I look at the cabinet. It does seem a high perch to put a small child on.

‘It was amazing how you were aware of the danger, but unafraid. I could even leave the room. I did a few times too. But I could never do that with Luke. I could never trust him. I always knew he didn’t know what was good for him. You have to trust your instincts. If you think he is a good man, then I trust you. If your instincts are telling you something is not right then I would trust them implicitly.’

I nod gratefully. I know Nan is right. The only times I have gone wrong in my life are when I have not followed my instincts.

‘There is something else, too, that is really bothering me. I am so in love with him I can’t imagine my life without him, but I don’t know whether he really cares about me, or if it’s just sex for him.’

Nan’s eyes flash. ‘A man can find sex anywhere.’

‘Yes, but not the kind of sex we have. We can’t keep our hands off each other.’

‘Intimacy is the flesh clearing the path for hearts and souls,’ she says primly.

‘What happens if the lust goes and there is no love?’

‘Wait here,’ Nan commands, and goes into the hallway. I hear her enter her bedroom and open her armoire. She comes back with a small box. Seashells have been crudely stuck all around it. She puts it on the table in front of me, sits down and looks at me.

‘Go on, open it,’ she invites.

I do and it is full of an assortment of small, worthless objects

, a yellow button, a bit of shiny foil, a bright orange earring, a screw… I raise my eyes back to her. ‘What are all these things?’

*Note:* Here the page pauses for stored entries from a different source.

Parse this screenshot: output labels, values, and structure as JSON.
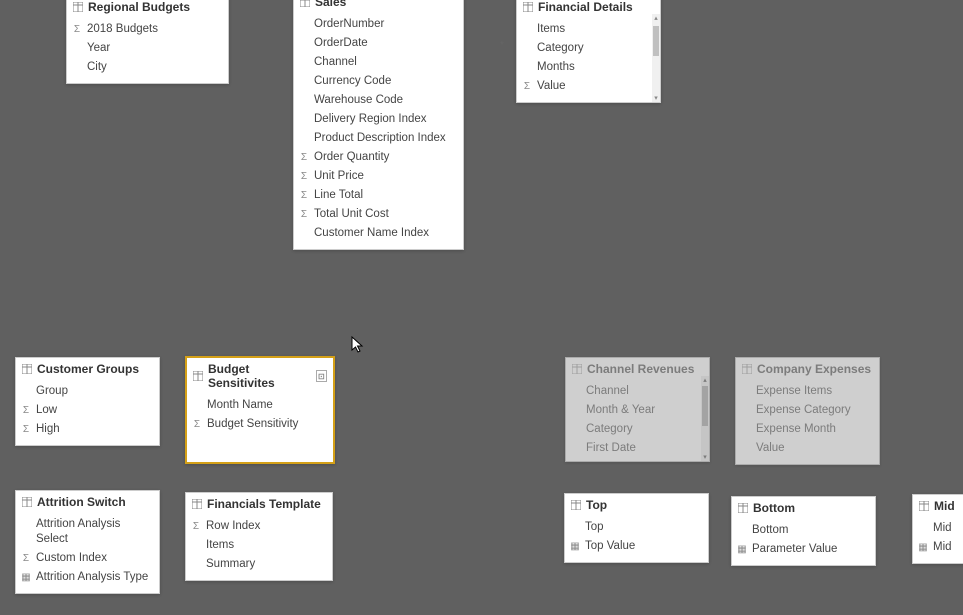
{
  "tables": {
    "regionalBudgets": {
      "title": "Regional Budgets",
      "fields": [
        {
          "icon": "sigma",
          "label": "2018 Budgets"
        },
        {
          "icon": "none",
          "label": "Year"
        },
        {
          "icon": "none",
          "label": "City"
        }
      ]
    },
    "sales": {
      "title": "Sales",
      "fields": [
        {
          "icon": "none",
          "label": "OrderNumber"
        },
        {
          "icon": "none",
          "label": "OrderDate"
        },
        {
          "icon": "none",
          "label": "Channel"
        },
        {
          "icon": "none",
          "label": "Currency Code"
        },
        {
          "icon": "none",
          "label": "Warehouse Code"
        },
        {
          "icon": "none",
          "label": "Delivery Region Index"
        },
        {
          "icon": "none",
          "label": "Product Description Index"
        },
        {
          "icon": "sigma",
          "label": "Order Quantity"
        },
        {
          "icon": "sigma",
          "label": "Unit Price"
        },
        {
          "icon": "sigma",
          "label": "Line Total"
        },
        {
          "icon": "sigma",
          "label": "Total Unit Cost"
        },
        {
          "icon": "none",
          "label": "Customer Name Index"
        }
      ]
    },
    "financialDetails": {
      "title": "Financial Details",
      "fields": [
        {
          "icon": "none",
          "label": "Items"
        },
        {
          "icon": "none",
          "label": "Category"
        },
        {
          "icon": "none",
          "label": "Months"
        },
        {
          "icon": "sigma",
          "label": "Value"
        }
      ]
    },
    "customerGroups": {
      "title": "Customer Groups",
      "fields": [
        {
          "icon": "none",
          "label": "Group"
        },
        {
          "icon": "sigma",
          "label": "Low"
        },
        {
          "icon": "sigma",
          "label": "High"
        }
      ]
    },
    "budgetSensitivities": {
      "title": "Budget Sensitivites",
      "fields": [
        {
          "icon": "none",
          "label": "Month Name"
        },
        {
          "icon": "sigma",
          "label": "Budget Sensitivity"
        }
      ]
    },
    "channelRevenues": {
      "title": "Channel Revenues",
      "fields": [
        {
          "icon": "none",
          "label": "Channel"
        },
        {
          "icon": "none",
          "label": "Month & Year"
        },
        {
          "icon": "none",
          "label": "Category"
        },
        {
          "icon": "none",
          "label": "First Date"
        }
      ]
    },
    "companyExpenses": {
      "title": "Company Expenses",
      "fields": [
        {
          "icon": "none",
          "label": "Expense Items"
        },
        {
          "icon": "none",
          "label": "Expense Category"
        },
        {
          "icon": "none",
          "label": "Expense Month"
        },
        {
          "icon": "none",
          "label": "Value"
        }
      ]
    },
    "attritionSwitch": {
      "title": "Attrition Switch",
      "fields": [
        {
          "icon": "none",
          "label": "Attrition Analysis Select"
        },
        {
          "icon": "sigma",
          "label": "Custom Index"
        },
        {
          "icon": "column",
          "label": "Attrition Analysis Type"
        }
      ]
    },
    "financialsTemplate": {
      "title": "Financials Template",
      "fields": [
        {
          "icon": "sigma",
          "label": "Row Index"
        },
        {
          "icon": "none",
          "label": "Items"
        },
        {
          "icon": "none",
          "label": "Summary"
        }
      ]
    },
    "top": {
      "title": "Top",
      "fields": [
        {
          "icon": "none",
          "label": "Top"
        },
        {
          "icon": "column",
          "label": "Top Value"
        }
      ]
    },
    "bottom": {
      "title": "Bottom",
      "fields": [
        {
          "icon": "none",
          "label": "Bottom"
        },
        {
          "icon": "column",
          "label": "Parameter Value"
        }
      ]
    },
    "mid": {
      "title": "Mid",
      "fields": [
        {
          "icon": "none",
          "label": "Mid"
        },
        {
          "icon": "column",
          "label": "Mid"
        }
      ]
    }
  }
}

‘Don’t you remember them at all?’

I frown. Vaguely. Something…almost dream-like breaks into my memory. I pick up the orange earring. It is smooth and old. I look up at her. ‘I remember this. I know it’s mine, but I don’t remember where it came from or how it slots into my past.’

She smiles.

‘Yes, these are all yours. From the time you were about three years old until you were five you lived with Granddad and me in a rented house close to an abandoned factory. Many crows lived there. At first they would swoop down and eat the food that you accidentally dropped. But then you began to feed them, nuts, breadcrumbs, dry dog food. And they began to bring you presents. All these were brought to you by the crows. They were showing you their love.’

‘I don’t remember,’ I say with a frown.

‘It was a long time ago.’

And suddenly I have a memory, of a flock of crows on the ground beside me. They are all busy feeding. I smile at Nan full of wonder. ‘I remember them now. Why did you show me this today?’

‘Bright shiny things are given to us by people who love us.’ She looks at my rings. ‘Like those.’

‘You noticed?’

‘I’m old. I’m not blind,’ she says, and goes to take the buns out of the steamer.

I sigh. ‘Yeah, we got married. I’m afraid it’s all a huge mess.’

‘Never mind. Let’s eat now. What is this thing the British are always saying? It will all come out in the wash.’

‘Nan, why did Luke and I come to live with you?’

Nan doesn’t turn to look at me. ‘Your mother was ill at that time.’

‘She didn’t want us, did she?’

She whirls around suddenly, her face as fierce as I have ever seen it. ‘She wanted both of you, but she was ill, Lily. She was ill, the same way Luke was.’